8. Now, the question that arises is as to whether only for the reason that the petitioner had offered to pay a sum of Rs. 75 lakhs, the petitioner can be denied the benefit available to him under OTS Scheme, 2007. In the considered opinion of the Court, when the offer of the petitioner to pay Rs. 75 lakhs had not been accepted by the Board of Directors of the respondent Corporation, its decision to reject the petitioner''s application for one-time settlement under OTS Scheme, 2007, is not tenable in law. To constitute waiver, there must be a intentional relinquishment of a known right or voluntary relinquishment or abandonment of known existing legal right, or such conduct as would warrant inference of the relinquishment of known right or privilege. The materials on record demonstrate that the offer of settlement at Rs. 75 lakhs was made by the petitioner at a point of time when the OTS Scheme, 2007, had not seen the light of the day. If the OTS Scheme, 2007, was in force and, thereafter the petitioner had made a prayer for settlement of its loan account at Rs. 75 lakhs, the question might have arisen as to whether the petitioner had waived its right to submit its application under the OTS Scheme, 2007. The subordinate authorities of the Board dilly-dallied the matter and, as it appears, at no point of time the matter was placed before the Board. Letters were written to the petitioner requesting to pay certain amount even without soliciting the opinion of the Board of Directors and, in the meantime, the OTS Scheme, 2007, was introduced by the respondent Corporation to wipe out non-performing assets.
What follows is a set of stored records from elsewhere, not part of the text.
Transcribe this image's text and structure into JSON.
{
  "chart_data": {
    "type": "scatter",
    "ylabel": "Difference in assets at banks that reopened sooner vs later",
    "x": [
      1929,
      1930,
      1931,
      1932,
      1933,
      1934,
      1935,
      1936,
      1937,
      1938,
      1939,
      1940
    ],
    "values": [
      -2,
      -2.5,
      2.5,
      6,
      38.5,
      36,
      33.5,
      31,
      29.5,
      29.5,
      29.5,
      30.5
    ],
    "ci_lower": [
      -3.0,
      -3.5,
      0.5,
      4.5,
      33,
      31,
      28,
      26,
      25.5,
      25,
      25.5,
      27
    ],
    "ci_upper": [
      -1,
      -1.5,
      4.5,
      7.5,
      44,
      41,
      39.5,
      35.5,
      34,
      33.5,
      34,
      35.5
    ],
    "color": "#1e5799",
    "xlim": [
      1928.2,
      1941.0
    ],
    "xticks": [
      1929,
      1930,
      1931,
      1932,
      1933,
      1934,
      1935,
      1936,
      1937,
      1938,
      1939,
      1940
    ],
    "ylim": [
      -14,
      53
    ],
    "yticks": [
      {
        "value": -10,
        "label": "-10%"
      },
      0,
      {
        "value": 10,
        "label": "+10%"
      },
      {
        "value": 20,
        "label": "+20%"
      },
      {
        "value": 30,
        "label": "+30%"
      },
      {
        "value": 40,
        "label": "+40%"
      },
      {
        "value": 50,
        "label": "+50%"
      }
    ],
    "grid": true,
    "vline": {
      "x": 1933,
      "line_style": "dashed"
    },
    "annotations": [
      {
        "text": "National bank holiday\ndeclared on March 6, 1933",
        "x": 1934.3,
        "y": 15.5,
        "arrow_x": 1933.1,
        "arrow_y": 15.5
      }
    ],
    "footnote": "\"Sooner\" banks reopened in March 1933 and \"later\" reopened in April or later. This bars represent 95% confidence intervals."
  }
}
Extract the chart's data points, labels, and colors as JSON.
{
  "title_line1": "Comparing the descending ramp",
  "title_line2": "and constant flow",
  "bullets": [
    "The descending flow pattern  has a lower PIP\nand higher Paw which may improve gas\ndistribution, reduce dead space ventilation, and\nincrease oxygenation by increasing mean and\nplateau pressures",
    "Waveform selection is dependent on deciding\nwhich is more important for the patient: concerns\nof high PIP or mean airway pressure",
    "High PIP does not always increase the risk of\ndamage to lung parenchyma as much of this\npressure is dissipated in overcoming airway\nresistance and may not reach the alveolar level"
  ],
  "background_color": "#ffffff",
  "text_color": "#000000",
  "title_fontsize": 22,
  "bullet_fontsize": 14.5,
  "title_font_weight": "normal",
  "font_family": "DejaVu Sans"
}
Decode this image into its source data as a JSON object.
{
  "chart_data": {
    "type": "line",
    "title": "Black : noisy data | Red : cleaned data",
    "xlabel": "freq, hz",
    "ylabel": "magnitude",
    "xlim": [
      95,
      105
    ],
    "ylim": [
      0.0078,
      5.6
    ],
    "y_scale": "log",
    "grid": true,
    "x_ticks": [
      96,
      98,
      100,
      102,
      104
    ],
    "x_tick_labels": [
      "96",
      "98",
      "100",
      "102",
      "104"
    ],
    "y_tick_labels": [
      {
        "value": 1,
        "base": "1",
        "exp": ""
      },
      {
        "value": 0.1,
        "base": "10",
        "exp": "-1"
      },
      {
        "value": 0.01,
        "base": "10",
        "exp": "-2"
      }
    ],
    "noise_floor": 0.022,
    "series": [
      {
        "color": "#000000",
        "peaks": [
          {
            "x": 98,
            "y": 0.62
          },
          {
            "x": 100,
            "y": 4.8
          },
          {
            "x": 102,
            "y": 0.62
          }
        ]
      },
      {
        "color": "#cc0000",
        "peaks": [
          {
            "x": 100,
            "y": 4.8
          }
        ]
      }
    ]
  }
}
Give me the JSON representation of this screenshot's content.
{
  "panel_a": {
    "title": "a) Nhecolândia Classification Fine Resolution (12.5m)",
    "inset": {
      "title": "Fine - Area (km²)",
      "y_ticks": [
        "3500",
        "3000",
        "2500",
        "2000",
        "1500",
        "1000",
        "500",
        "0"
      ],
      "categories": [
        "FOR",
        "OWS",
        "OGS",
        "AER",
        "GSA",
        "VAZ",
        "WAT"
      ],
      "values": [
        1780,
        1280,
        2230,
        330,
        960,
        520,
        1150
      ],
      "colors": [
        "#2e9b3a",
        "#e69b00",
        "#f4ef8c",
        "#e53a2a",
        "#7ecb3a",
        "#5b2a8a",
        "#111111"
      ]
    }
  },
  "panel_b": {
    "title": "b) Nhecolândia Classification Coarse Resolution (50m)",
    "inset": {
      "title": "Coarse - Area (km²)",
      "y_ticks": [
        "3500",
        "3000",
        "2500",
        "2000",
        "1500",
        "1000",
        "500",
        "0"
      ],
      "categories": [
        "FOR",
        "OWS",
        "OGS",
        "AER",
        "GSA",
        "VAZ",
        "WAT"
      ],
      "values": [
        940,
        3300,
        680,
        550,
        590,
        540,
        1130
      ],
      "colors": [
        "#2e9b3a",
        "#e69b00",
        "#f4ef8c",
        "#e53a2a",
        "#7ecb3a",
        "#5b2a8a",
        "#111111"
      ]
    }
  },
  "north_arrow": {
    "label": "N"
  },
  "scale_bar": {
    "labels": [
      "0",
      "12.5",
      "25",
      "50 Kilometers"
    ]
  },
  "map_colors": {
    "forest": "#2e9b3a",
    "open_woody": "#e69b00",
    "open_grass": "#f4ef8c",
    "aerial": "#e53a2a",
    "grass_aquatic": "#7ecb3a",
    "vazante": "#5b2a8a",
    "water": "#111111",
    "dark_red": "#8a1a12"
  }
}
9. As is noticed earlier, the plant of the petitioner had been shut down before the year 2001 and statement is made at the Bar that even as of today, the plant is not functional. The respondent Corporation had issued notice indicating that it will be compelled either to take possession and management of the petitioner''s concern under Section 29 of the State Financial Corporation Act, 1951, or initiate legal proceedings for realisation of dues, but no steps had been taken by the Corporation towards that end in spite of the fact that there is no interim order.

10. In view of the above discussion, the writ petition is allowed. The Board of Directors of the respondent Corporation shall now consider the petitioner''s case for one-time settlement under the OTS Scheme, 2007, within a period of two months from the date of receipt of a certified copy of this order. No cost.